It needs to be stressed that this isn't a new engine being used or one of the more common ones, like Unreal or Unity, that's trying to mimic something from yesteryear. This is a game that was made in 2019 in Build. If that sounds familiar, that's the engine responsible for some classics, like Blood, Duke Nukem 3D, Nam, and the original Shadow Warrior. That means that some of the graphical hallmarks of those titles are present here, such as pixelated textures. There's more verticality in the game, so while you still have long hallways, expect to fight in the open air of the city more often. Since this is pseudo 3D, you can rotate around enemies and objects, and they'll rotate with you since everything is flat.
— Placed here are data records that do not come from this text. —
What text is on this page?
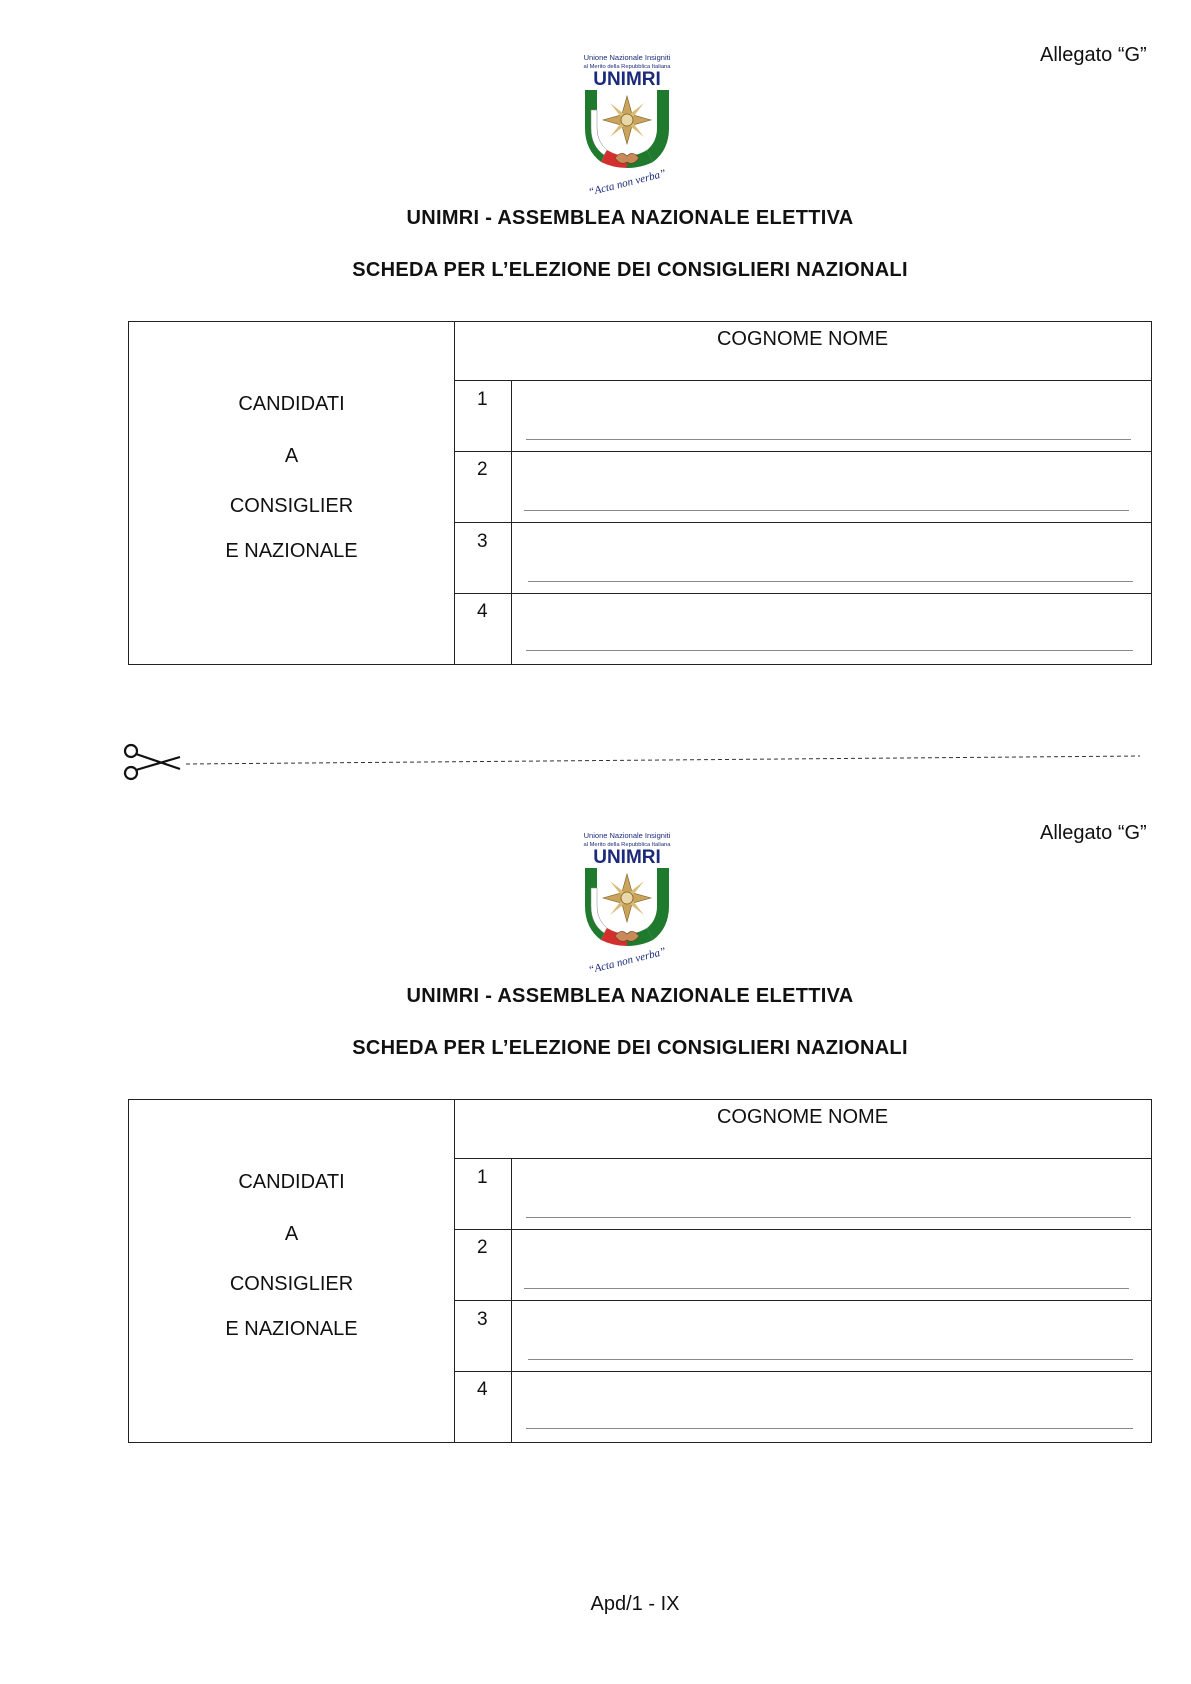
Allegato “G”
Unione Nazionale Insigniti
al Merito della Repubblica Italiana
UNIMRI
“Acta non verba”
UNIMRI - ASSEMBLEA NAZIONALE ELETTIVA
SCHEDA PER L’ELEZIONE DEI CONSIGLIERI NAZIONALI
COGNOME NOME
CANDIDATI
A
CONSIGLIER
E NAZIONALE
1
2
3
4
Allegato “G”
Unione Nazionale Insigniti
al Merito della Repubblica Italiana
UNIMRI
“Acta non verba”
UNIMRI - ASSEMBLEA NAZIONALE ELETTIVA
SCHEDA PER L’ELEZIONE DEI CONSIGLIERI NAZIONALI
COGNOME NOME
CANDIDATI
A
CONSIGLIER
E NAZIONALE
1
2
3
4
Apd/1 - IX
There's no real-time lighting, but the various colored lights do a good job of faking that effect rather well, and the blood splatter, explosions and fire look spectacular when you take the game engine into account.

While this is the same Build engine, the team at Voidpoint tweaked it a bunch, and the results add some punch to the engine's capabilities. Aside from the ability to scale at very high resolutions, you can get a large amount of verticality in a level. Object interaction has long been a hallmark for the game, but you get more of it, so it's more involving to move garbage bags and break glasses. The levels are bigger than before, and the load times used to disguise movement from one large area to another is so short that you wouldn't realize it if you aren't paying attention. That lack of load time is also helpful when you die, as respawning feels instantaneous.

Those tweaks aren't just for the graphics alone, as the sound is much better than what you would have gotten before. The sound effects come in crisp, and the music, while still action-packed, sounds like a step above MIDI material while still retaining an old-school vibe. The voices are also clear, and fans of the old 3D Realms stuff will appreciate that Shelly is full of one-liners. It takes a while before her lines start repeating, which we can't say about the enemies in the game.

Of course, one benefit of using something this old is that you don't need much to make the game run smoothly. Looking at the recommended system specs, just about any modern machine can run the game, and if you're willing to drop the resolution a bit, you can run the title on some pretty old rigs from about a decade ago. You can't run the game on something that ran the DOS release of Duke Nukem 3D, but unless you're using an ARM-based system, you should be able to run this game without any issues.

It might seem redundant to go over the core mechanics, but there was some real dedication to making Ion Fury feel like it was plucked off the shelf decades ago. You're never limited in your arsenal, as you can carry every gun on your person at all times. Those weapons also have an alt-fire mode, so it's possible for a shotgun to become a grenade launcher with the press of a button. Secret passages and rooms are everywhere, and the game is interactive enough that the vending machines work. Keycards become your only blockers, and as expected, they're all color-coded. There are no waypoints to show you where to go, but there's no regenerative health, so medpacks are your friend, and those who want to take cover need to hide behind a wall instead of hitting a button to take cover.

To their credit, the team added in some modern conveniences that make the title bearable for those who haven't played an old shooter in a while. Headshots count, so those with good aim can down enemies faster than before. The game can autosave, and you can allow up to 10 saves at a time if you're not fond of manual saves. Of course, with the checkpoints being far apart enough, you'll want to make it a habit to save. There isn't a regenerative health system, but armor and health items are quite plentiful, and some enemies might drop off armor or health for you. You also need to reload your weapons after every few shots, but that can be seen as a drawback, since the absence of reloading made gunplay flow smoother back then.

Reloading aside, Ion Fury channels everything old school. Guns can deliver decent damage at any distance, so a shotgun from far away is plausible. Enemies hit hard, so running and gunning through a level can result in instant death if you aren't paying attention to your surroundings. You need to explore your environment to move forward, but your curiosity is rewarded with extras that you'll need almost immediately. The game is also fast, so it's a test of reflexes as opposed to methodically moving to a place, aiming, and shooting before repeating the process again.

Taken as a whole, the game feels packed compared to some modern shooters. The campaign only takes around eight hours to complete, but it feels like you're doing more in it, since the segments are long and there are hardly any cut scenes. Some additional short episodes are thrown in, making it feel like this version is packed with DLC as opposed to a brand-new title. The one thing missing here compared to other shooters is a multiplayer mode, but in the grand scheme of things, that omission isn't too bad.

The only other issue is using a controller as opposed to the trusty keyboard-mouse combo. For one thing, the game has no binding for a weapon's alt-fire mode, a glaring omission considering how useful it is. The other issue you'll run into is that the game has you moving at top speed all the time, whether it's running through an environment or turning to aim. The default settings are too sensitive, so expect to go in and tweak everything often before you can start a proper run.

Ion Fury is an old-school shooting fan's dream. All of the mechanics are intact, from non-regenerative health to the ability to carry a full arsenal of weapons, and the level design feels intuitive and encourages exploration without needing waypoints. Some of the new mechanics fit in well, but a few, like the need to reload, only increase the difficulty on a tough game. Seeing all of this done on a decades-old engine is enough to convince you of the versatility of those old FPS engines. Unless you hate the old FPS style, Ion Fury is a must-have for your gaming library.